Così ho cancellato tutto. La morte non è divertente adesso. Oddio, almeno non nel caso di Jenny.
Personalmente considero una crudeltà verso il genere umano la scena del povero Forrest Gump davanti alla tomba della sua amatissima Jenny. Quel "Sei morta un sabato mattina" è come una fucilata che ti fa esplodere il petto in milioni di minuscoli pezzi.
 
 
 
La morte di Jenny è la morte più drammatica che io abbia mai vissuto cinematograficamente parlando. Sono sopravvissuta all'urlo di William Wallace, ho pianto senza fine per la morte del drago di "Dragonheart" (derisa da tutto il cinema, tra l'altro), ho affrontato tutti gli Harry Potter e ho imparato a convivere con la morte di Boromir ne "Il Signore degli anelli" solo dopo anni di terapia nerd.
Ma Jenny. Cristo santo, Jenny.
 
Forrest Gump affronta la vita con Jenny dentro al cuore guardando il cielo fondersi con la terra, dentro ai muscoli mentre corre per sopravvivere,  dentro la mente mentre pensa o parla. La sua vita E' Jenny.
Una mia amica una volta, tra le lacrime, mi disse "Quella puttana di Jenny gli spezza sempre il cuore!". Io, impassibile e granitica, la pensavo diversamente. Forrest Gump non ha avuto il cuore spezzato fino a quel sabato mattina, quando Jenny se ne va per sempre.

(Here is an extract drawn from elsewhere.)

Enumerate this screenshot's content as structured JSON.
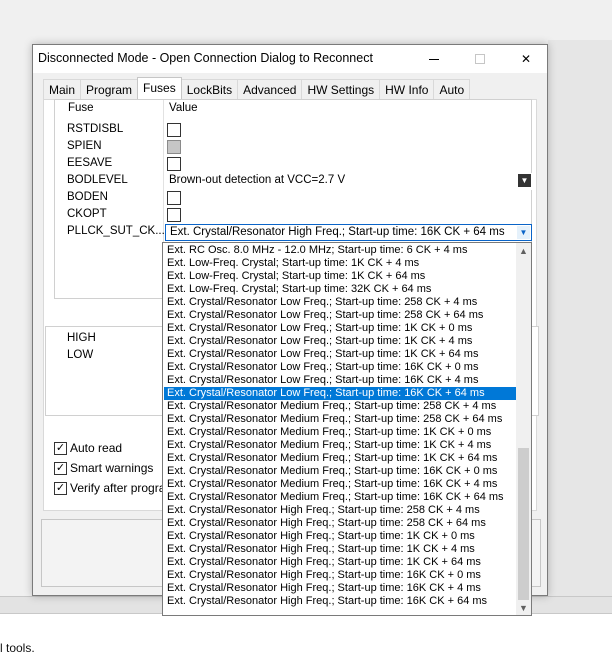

Perché, penso, non si può spezzare il cuore di qualcuno che ama in modo così assoluto e innocente.

Impassibile e granitica poi fino al momento in cui Jenny se ne va. Lì la mia esistenza vacilla in uno stato catatonico di stupidità adolescenziale.
E' il concetto di perdita che strazia il cuore. Un conto è se la persona che ami se ne va da te, si trasferisce, corre in Uganda ad aprire birrerie, veleggia verso città strapiene di opportunità lasciandoti solo come un verme. Puoi startene lì alla finestra ad aspettare che torni fino alla fine dei tempi o annegare la tua tristezza in galloni alcool. Un altro conto se la persona che aspetti non tornerà perché, biologicamente parlando, se n'è andata. E' un discorso semplicistico, avvolto in un semplicistico cattivo umore che m' impedisce di scrivere tomi sulla filosofia della morte e della perdita e mi fa affidare questa semplice riflessione a Robert Zemeckis e Tom Hanks.
 
La lezione di oggi non è semplice. Se ami qualcuno e hai la forza di aspettarlo per mesi, anni, ere geologiche allora fallo. Se hai fortuna tornerà da te. Altrimenti ci pensa la morte.